An article in the New York Times caught my eye yesterday. The Professors Are Using ChatGPT, and Some Students Aren’t Happy About It read the title. For the past six weeks, I have been coding AI integrations into Innovation. It caught my eye because I have been thinking a lot about AI in education. From the perspective of a teacher, it drives me crazy when my students submit ChatGPT-generated work and pass it off as their own. The cartwheels I have to do as a remote instructor to prevent this are pretty byzantine!

But I am also interested as a businessman. I aim to enliven innovation (and raise its notoriety) by the integration of OpenAI in every aspect of the site. During this feverish coding period since mid-April when we got our API key, I have coded apps that…

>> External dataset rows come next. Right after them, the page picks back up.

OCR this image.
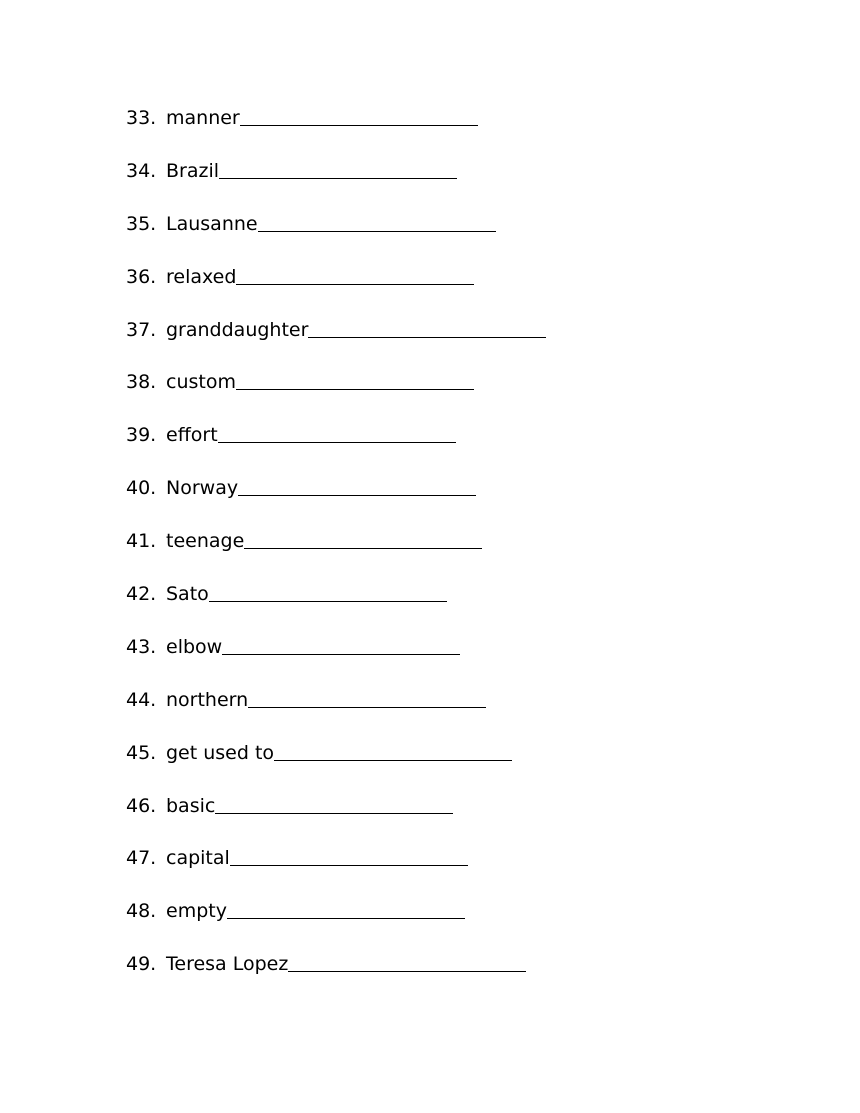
33. manner
34. Brazil
35. Lausanne
36. relaxed
37. granddaughter
38. custom
39. effort
40. Norway
41. teenage
42. Sato
43. elbow
44. northern
45. get used to
46. basic
47. capital
48. empty
49. Teresa Lopez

generate multiple-choice questions for tests, reading comprehension, videos, and Jeopardy-style games;
score short answer responses based on guidelines and model answers;
score longer essays based on rubrics and instructor-designed guidelines;
interact with students in online forum discussions;
generate composition topics and dictée practices for world language teachers;
generate custom grammar exercises for world language instructors.

Through the summer, I plan to add some sophisticated AI analysis options for student essays as well as rubric generators and a monitored chat.

In the New York Times article, student Ella Stapleton was a senior at Northeastern University. Her professor had used ChatGPT to generate lecture notes and failed to remove the telltale signs of its origin. Another student found that the comments a professor left on one of her assignments included the chat with an AI to help grade it. One student is suing her university, saying she was paying for instruction from the prof and not from an AI. Are they right to be annoyed?

Readers are no doubt familiar with the Talmud, a central work of Jewish thought composed of rabbinic debates spanning centuries. These debates often wrestle with how to interpret and apply biblical law to real or hypothetical situations. A hallmark of Talmudic reasoning is the use of analogy: to what extent does a current case resemble one already discussed and resolved?

This is the approach I would like to take in arguing specific ethical considerations regarding the use of AI by instructors. I began teaching in 1991. If we assume ethical principles to be fairly static, since right and wrong should probably not really change much, then what was right then is still right now.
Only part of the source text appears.